Companies caught mining data to manipulate suppliers will be closely examined by the Ombudsman.

Australian Small Business and Family Enterprise Ombudsman Kate Carnell said her office was looking into the practice of businesses using supply chain fiance products to mine data to squeeze suppliers as part of the Ombudsman’s Review of Supply Chain Financing, launched in November.

The office has been consulting with both large and small businesses and supply chain finance providers to examine finance practices, particularly in regards to offerings for early payments. Many small businesses have already contacted the Ombudsman to report financing issues in regards to the practice.

Ms Carnell said the office had received reports big businesses were using AI to calculate the largest discount they could leverage from a supplier, which she described as “disturbing,” adding the practice often took advantage of desperate suppliers.

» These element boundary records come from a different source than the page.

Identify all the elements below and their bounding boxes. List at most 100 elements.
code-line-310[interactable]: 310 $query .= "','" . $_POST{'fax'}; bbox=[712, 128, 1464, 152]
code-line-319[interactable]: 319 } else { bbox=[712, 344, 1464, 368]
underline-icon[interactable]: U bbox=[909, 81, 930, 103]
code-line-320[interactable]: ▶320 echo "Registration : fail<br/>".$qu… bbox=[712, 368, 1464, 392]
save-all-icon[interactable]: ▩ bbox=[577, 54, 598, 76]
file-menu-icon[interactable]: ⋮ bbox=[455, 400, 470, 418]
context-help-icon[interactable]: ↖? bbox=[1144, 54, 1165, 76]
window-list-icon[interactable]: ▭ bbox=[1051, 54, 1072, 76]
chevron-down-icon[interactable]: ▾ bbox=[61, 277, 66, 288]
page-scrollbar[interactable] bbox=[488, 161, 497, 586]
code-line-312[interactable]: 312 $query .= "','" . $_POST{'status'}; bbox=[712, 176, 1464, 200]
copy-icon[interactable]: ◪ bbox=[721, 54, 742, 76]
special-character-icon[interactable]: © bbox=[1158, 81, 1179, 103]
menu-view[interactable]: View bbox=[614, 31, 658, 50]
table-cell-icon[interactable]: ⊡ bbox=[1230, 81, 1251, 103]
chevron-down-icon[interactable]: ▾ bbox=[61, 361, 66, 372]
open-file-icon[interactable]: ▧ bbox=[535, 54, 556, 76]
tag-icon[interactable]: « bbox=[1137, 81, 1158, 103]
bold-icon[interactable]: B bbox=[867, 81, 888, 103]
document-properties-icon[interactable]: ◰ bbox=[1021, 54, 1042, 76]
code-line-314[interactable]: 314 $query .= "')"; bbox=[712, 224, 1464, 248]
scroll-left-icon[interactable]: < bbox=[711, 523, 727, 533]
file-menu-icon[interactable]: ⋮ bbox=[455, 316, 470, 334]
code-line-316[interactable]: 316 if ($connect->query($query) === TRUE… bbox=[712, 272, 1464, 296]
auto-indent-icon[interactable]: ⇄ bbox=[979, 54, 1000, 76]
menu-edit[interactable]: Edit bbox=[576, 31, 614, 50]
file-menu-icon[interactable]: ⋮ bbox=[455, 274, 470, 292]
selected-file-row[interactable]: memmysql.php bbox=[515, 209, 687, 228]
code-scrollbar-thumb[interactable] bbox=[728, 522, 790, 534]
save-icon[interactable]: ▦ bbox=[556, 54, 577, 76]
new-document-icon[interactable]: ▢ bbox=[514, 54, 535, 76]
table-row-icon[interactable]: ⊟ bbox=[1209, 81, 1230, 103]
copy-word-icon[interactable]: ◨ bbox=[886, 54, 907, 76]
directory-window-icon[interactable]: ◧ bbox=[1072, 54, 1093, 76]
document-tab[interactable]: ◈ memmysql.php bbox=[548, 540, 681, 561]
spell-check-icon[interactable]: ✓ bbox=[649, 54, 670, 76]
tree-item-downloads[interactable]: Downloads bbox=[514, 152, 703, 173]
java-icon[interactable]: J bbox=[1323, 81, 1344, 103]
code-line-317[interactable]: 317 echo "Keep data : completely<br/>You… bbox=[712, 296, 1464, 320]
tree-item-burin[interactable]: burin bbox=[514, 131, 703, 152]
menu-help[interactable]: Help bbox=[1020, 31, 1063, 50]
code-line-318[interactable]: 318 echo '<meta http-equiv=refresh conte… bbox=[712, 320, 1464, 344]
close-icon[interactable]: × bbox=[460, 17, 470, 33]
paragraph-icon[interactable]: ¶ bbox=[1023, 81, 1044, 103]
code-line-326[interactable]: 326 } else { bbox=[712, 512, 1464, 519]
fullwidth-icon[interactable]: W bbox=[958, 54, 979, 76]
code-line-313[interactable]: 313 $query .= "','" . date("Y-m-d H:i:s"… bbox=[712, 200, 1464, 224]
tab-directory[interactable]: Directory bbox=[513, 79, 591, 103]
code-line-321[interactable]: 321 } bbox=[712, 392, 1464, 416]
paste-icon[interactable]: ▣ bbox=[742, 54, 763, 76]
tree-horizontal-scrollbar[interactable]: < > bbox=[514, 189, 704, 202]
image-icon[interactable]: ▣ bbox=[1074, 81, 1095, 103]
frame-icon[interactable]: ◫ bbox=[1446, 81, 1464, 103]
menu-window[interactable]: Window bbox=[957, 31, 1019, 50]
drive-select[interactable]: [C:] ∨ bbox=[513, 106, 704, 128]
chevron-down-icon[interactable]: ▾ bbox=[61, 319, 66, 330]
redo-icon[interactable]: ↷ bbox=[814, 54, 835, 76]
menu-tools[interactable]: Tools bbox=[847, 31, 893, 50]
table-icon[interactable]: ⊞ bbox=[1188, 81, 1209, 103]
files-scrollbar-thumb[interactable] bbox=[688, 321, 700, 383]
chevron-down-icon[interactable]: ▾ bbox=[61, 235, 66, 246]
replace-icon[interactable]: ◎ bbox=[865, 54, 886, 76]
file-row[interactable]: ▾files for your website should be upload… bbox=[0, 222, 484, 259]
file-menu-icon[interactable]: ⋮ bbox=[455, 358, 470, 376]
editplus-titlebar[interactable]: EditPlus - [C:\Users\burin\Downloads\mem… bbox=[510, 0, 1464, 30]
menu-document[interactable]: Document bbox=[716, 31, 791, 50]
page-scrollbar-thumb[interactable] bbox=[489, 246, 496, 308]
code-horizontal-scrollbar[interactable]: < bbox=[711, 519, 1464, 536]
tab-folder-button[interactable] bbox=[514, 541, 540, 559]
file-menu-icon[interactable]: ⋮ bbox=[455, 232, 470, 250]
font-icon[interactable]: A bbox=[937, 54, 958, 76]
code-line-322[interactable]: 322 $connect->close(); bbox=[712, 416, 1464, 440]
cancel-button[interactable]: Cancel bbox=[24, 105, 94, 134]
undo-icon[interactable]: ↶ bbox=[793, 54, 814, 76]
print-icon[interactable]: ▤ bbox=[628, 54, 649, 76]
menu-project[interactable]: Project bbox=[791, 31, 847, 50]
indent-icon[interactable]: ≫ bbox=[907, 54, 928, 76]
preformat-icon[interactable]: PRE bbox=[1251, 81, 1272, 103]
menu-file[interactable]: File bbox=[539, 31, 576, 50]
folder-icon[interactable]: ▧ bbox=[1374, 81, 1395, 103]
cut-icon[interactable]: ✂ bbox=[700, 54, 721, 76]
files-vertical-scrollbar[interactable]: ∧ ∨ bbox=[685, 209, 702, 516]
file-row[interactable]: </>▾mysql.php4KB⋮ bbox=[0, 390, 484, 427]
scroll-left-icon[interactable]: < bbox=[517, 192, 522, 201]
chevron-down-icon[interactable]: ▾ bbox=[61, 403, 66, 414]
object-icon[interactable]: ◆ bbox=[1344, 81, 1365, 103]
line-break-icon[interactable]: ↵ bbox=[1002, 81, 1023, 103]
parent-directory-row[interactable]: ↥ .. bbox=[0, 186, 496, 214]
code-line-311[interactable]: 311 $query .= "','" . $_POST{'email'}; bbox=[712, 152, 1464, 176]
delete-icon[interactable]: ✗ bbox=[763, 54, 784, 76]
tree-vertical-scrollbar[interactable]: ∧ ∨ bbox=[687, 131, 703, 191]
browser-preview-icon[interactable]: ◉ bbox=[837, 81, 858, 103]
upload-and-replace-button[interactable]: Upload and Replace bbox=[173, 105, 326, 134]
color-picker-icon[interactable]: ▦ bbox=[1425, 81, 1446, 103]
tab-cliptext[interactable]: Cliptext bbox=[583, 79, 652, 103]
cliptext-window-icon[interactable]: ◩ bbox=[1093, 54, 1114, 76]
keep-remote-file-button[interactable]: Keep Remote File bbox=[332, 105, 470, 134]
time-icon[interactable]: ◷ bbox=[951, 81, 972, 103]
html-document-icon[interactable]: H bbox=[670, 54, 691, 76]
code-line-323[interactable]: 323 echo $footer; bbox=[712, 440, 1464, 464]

“Small businesses have raised their concerns with my office about the use of artificial intelligence and big data to determine and target discounts,” Ms Carnell said.

“It’s clearly not OK for big businesses to use their dominant position and access to technology to further squeeze small business margins. Unfortunately the only way to level the playing field is through further regulation and legislation, which means more red tape.”

In a statement issued by the Ombudsman, Ms Carnell said when used correctly, supply chain finance could be an effective tool to free-up cash flow for small business, but warned against businesses using it to replace existing payment terms of 30 days or less from invoice.

“It is imperative small businesses are paid on time. We know that late payments equate to a $7 billion drag on the economy,” she said.

The final report will be published in April.